Tracking planes using a Raspberry Pi

3 minutes to read this insight

Before attending the Air hack at ODI Leeds we thought about the different elements that could affect respiratory conditions, having investigated it before. In the past we’ve looked at different car emissions, and used air quality sensors dotted around Leeds. However, this time we wanted create our own data so we could create a new data visualisation.

PlanePiStep forward a Raspberry Pi, an RTL-SDR & ADS-B USB Receiver, some Open Source code, and within an hour we have a Plane Tracker! We’ve given the Pi a permanent home at Sherburn Aero Club so they can see what’s passing over them, whilst providing us with the data at the same time.

The plane tracker provides us with data about planes that operate a Mode S transponder. We set the Pi to record data every 20 seconds; it collects hex_ident, altitude, latitude, longitude, date, time, angle, distance, squawk, ground_speed, track, and callsign.

For example:
4065A8, 12100,53.37484, -1.67388, 2017/02/11, 00:00:00.287, 170.63, 25.32, 5466,288, 179, EXS014W

This translates to:
There is a plane with transponder id 4065A8, at an altitude of 12,100 feet, overhead the A57 (snake road) on 11th Feb 2017 at 11am, flying at an angle of 170 degrees, we’ve been tracking for 25 nautical miles, currently squarking 5466 on the transponder (air traffic controller use this ID to monitor the planes current details – note this may change as the plane travels over different locations eg Humberside, Leeds Bradford, Manchester Radar), travelling with a ground speed of 288 knots per hour, on a track of 179, with a call sign EXS014W (a Jet2 Boeing 737-3Q8QC which is 29 years old).


Every day we produce around 160,000 rows of plane tracking data.

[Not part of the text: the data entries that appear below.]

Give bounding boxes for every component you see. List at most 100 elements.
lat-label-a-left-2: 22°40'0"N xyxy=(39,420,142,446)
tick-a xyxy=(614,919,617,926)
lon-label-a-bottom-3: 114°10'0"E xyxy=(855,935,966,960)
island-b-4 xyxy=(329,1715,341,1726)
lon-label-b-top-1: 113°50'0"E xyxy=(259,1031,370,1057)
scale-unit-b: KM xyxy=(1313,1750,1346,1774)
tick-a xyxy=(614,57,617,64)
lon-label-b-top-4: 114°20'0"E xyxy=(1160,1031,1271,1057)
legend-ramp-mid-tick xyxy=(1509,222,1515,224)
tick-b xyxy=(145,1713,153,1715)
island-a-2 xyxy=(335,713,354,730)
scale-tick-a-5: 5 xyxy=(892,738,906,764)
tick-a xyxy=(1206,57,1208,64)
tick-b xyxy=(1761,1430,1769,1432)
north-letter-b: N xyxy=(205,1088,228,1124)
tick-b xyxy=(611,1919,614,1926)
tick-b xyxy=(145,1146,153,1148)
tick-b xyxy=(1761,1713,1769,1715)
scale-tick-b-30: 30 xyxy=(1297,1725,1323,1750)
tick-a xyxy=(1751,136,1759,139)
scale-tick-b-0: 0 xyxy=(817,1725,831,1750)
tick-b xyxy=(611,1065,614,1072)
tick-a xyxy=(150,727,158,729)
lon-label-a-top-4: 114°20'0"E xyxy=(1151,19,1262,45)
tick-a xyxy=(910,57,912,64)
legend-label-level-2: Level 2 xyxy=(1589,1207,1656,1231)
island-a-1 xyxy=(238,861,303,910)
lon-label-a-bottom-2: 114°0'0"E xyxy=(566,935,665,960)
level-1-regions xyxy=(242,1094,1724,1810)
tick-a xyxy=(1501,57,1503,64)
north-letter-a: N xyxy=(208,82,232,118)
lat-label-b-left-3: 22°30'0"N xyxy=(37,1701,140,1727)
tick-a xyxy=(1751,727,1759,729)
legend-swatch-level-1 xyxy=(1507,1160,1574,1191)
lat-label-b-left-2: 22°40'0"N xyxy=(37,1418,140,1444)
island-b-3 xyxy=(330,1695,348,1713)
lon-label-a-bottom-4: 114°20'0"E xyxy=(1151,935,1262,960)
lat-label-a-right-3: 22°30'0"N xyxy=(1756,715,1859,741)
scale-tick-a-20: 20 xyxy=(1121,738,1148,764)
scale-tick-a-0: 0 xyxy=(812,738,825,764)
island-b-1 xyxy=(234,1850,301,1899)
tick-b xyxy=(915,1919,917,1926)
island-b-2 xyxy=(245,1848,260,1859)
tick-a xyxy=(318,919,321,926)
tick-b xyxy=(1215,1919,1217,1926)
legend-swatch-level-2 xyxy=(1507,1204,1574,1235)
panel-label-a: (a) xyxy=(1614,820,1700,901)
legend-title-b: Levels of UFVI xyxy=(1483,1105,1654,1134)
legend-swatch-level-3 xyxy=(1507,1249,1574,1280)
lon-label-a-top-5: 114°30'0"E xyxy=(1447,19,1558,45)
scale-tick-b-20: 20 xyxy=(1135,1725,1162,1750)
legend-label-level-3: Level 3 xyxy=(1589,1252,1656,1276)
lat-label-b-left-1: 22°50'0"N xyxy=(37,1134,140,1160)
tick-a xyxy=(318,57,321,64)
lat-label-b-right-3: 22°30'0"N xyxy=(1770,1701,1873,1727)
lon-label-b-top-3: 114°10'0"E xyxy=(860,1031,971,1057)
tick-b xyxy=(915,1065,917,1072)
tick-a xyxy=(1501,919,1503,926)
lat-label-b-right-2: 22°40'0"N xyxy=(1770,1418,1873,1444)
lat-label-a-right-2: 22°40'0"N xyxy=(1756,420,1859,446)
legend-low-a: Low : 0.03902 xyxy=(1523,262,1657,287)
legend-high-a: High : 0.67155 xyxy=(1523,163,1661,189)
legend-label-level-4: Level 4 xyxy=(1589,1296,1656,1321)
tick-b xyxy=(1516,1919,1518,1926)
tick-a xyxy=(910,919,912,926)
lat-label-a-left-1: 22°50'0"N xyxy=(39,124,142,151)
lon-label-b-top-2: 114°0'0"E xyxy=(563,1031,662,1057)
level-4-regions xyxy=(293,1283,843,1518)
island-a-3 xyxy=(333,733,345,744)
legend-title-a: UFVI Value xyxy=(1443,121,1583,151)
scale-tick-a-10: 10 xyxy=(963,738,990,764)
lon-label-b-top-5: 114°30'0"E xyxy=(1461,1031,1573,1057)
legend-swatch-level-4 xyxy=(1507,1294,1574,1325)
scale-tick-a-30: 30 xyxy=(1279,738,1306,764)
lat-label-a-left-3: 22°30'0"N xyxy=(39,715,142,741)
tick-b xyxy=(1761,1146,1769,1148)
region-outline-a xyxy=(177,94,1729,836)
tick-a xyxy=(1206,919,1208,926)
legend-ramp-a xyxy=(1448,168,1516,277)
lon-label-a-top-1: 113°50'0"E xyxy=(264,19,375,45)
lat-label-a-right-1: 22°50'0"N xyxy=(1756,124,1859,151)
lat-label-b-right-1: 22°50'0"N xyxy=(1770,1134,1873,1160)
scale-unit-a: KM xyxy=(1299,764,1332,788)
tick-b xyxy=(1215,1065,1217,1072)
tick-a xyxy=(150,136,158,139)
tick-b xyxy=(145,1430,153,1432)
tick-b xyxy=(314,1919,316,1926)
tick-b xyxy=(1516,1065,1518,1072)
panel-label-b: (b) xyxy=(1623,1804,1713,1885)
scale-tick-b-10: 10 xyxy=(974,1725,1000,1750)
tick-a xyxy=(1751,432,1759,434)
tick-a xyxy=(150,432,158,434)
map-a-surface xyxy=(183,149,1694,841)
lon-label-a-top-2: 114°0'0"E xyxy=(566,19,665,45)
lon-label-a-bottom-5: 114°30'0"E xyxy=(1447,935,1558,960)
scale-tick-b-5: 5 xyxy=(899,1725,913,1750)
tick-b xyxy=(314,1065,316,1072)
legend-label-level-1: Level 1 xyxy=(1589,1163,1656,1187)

So, what can we do with the data…

Firstly, we can provide our daily data as Open Data to Data Mill North: so that other people can make different things with the data too.

Secondly, we need use the data to make an initial visualisation.  We wanted to visualise the route that each plane takes so we could see patterns in the sky. That meant that we had to group the GPS data by plane, ordered by time, and added to a map so we can see where it has travelled.

Initially the GPS tracks just form a big blob of colour. However, by tweaking the settings we can reduce the opacity of the tracks to 50%, and change the lines from 1px wide to 0.1px wide. This technique provides us with a clearer picture of where planes fly most frequently.

plane_detailsLooking at the map, we can see two distinct lines tracking to and from Ireland. We can pull their information out of the data to find that the flights are indeed travelling to Ireland, and are operated by Ryan Air.

One of the more interesting things that we noticed in the data was a squark of 7700 which is used to indicate there is an emergency on the plane. This was triggered at 4am on 15th February over Manchester on an Air Canada flight to Heathrow. The questions is – have we now turned into plane spotters?

Next steps:
Rather than using just a weeks worth of data, over time we’ll be able to make richer visualisations, and updates to this page…

We also hope other people will pick up the data on Data Mill North and use it for other interesting things too – let us know if you do!